'I don't trust my bank, do you?' - A Move Your Money UK activist outside a Barclays branch in London. Demotix/Maciek Musialek. All rights reserved.
Working to shed the no-holds-barred MO of Wall Street finance, Barclays promoted Antony Jenkins, former head of retail, to its Diamond post on August 30. Whether Jenkins's promise to engage stakeholders in dialogue revives trust in the British bank remains to be seen. But we must remember that Barclays is a small part of a wider crisis of confidence, the causes of which lie both with the banks and with the system in which they operate. Regulators must now work to equip themselves with the tools to bring accountability to the financial markets. Until they do, the markets will continue to suffer from an endemic shortage of trust.
Trust is linked in an important way to fiduciary responsibility. It embodies the relationship between company managers and their shareholders. This responsibility forms the bedrock on which corporate integrity rests. Among the breaches of fiduciary duty recognised in English law are: the use of corporate assets for personal gain and the failure by managers to enforce standards within their company. To a public that is increasingly distrustful of the financial services market, these breaches take on an air of familiarity.
In some ways, rightfully so. The prime movers of global finance have revealed,
with shocking irreverence, a tendency for irresponsibility. The
rabid pumping of the sub-prime mortgage markets caused one of the largest
financial slowdowns in modern history. More recently, banks were found
to have manipulated the London interbank offered rate (LIBOR), which is a
key benchmark affecting interest rates on many financial products.
Other examples abound, all against a backdrop of indulgent compensation
We may not be able to, as a matter of law, link many of these actions to breaches of fiduciary duty.
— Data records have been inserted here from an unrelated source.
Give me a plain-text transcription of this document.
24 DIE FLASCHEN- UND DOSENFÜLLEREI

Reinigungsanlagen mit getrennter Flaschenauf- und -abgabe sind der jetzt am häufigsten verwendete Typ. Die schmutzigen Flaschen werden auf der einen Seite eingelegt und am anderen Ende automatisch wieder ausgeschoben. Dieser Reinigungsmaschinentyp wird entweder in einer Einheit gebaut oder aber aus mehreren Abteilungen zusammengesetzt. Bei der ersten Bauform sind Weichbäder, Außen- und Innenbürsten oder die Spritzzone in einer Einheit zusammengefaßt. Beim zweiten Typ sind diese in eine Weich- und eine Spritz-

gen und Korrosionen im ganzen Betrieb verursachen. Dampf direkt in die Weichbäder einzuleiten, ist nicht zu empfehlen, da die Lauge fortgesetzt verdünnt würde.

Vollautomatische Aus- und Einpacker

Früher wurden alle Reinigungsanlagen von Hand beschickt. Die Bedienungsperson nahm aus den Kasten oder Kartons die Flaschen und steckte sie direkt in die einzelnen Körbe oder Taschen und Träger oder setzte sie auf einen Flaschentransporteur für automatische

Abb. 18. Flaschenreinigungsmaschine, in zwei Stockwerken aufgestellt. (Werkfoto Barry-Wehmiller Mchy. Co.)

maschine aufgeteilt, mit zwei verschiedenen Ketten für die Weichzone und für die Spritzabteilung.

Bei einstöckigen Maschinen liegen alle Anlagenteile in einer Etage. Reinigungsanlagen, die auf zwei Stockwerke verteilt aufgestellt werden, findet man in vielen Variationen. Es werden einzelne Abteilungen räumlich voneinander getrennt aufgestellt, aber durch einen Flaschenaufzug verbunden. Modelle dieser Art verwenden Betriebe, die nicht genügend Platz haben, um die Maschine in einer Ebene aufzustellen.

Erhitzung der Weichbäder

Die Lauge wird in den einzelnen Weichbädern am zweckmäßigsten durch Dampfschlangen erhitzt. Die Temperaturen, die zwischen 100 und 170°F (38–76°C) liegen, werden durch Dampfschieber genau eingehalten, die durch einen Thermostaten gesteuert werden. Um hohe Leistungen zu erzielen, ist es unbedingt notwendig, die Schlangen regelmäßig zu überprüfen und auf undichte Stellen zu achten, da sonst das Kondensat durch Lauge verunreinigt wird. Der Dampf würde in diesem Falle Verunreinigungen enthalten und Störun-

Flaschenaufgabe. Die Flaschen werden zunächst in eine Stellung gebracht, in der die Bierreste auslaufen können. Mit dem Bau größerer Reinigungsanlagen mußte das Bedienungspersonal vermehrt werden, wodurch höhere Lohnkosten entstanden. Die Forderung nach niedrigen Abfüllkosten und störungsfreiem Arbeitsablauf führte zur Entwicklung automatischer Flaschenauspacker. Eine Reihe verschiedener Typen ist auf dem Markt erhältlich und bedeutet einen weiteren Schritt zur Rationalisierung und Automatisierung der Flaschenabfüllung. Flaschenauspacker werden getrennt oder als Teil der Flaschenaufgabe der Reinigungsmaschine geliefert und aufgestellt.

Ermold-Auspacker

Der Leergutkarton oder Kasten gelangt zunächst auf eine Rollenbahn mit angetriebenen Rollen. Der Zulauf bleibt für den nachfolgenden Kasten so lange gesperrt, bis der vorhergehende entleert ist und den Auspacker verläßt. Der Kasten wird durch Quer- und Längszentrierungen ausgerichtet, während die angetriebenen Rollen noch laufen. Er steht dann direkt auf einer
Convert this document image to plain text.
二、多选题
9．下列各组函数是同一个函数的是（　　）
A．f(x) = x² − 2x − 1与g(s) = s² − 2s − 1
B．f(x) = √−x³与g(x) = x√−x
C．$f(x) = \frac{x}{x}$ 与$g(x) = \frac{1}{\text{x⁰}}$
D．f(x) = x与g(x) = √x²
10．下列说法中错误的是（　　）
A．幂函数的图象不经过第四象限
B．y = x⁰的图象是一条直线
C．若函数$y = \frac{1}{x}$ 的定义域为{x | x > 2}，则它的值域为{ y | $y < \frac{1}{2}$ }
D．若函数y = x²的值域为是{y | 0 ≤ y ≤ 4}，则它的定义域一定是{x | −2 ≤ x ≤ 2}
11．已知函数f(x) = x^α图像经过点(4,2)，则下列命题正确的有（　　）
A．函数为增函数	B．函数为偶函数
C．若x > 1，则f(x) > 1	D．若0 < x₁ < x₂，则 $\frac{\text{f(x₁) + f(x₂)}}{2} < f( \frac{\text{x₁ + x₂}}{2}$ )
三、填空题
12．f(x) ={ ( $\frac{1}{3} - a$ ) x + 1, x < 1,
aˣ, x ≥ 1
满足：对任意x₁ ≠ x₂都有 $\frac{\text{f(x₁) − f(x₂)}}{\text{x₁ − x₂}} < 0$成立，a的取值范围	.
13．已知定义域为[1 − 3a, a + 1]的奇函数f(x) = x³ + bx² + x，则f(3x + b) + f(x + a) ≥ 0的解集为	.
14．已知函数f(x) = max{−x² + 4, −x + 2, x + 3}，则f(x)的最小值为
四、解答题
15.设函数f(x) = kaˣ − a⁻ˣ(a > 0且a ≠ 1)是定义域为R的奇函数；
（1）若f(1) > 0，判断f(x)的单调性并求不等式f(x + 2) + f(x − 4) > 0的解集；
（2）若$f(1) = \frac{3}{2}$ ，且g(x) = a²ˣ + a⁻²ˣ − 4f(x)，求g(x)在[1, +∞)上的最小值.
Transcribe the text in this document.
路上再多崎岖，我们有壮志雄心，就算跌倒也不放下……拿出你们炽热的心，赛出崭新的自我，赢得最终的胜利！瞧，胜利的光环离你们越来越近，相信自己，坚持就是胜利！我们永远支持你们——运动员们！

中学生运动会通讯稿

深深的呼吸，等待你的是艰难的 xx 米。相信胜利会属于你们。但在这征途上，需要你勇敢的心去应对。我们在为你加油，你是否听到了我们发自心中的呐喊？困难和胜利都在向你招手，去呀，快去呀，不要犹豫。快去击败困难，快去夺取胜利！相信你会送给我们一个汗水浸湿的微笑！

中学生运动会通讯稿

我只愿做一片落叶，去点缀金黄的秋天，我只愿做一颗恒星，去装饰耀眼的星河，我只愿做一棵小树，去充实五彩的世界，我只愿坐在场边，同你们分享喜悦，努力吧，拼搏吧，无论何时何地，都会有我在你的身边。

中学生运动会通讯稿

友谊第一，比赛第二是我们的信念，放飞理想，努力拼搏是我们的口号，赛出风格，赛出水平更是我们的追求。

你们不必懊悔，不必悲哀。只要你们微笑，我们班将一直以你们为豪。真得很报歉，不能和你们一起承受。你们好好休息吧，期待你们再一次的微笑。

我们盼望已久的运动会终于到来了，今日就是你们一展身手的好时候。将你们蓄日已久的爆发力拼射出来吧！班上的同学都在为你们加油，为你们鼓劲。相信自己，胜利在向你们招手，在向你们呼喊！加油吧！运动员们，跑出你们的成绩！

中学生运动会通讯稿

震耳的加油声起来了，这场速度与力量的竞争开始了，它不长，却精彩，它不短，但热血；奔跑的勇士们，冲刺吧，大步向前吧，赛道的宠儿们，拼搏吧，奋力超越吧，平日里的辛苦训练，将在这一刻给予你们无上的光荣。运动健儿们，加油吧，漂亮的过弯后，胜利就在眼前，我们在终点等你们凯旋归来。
LIBOR, for one, does not directly influence prices, and the burden of proof needed to show that its manipulation has harmed the markets is steep (this has been discussed elsewhere). We may face an even greater evidential burden when seeking to establish criminal liability (see here).
But we are beyond discussing legal culpability. We are talking about restoring trust, which is integral to the calculus of the markets. Trust affects risk, a primary determinant of price, and no amount of lawsuits can restore balance to the equation that links fiduciary responsibility with the sound operation of the markets. Executives need to accept that management is a double edged sword—success can bring reward, but accountability must follow failure. The question is: can the markets independently impose this standard on the financial sector?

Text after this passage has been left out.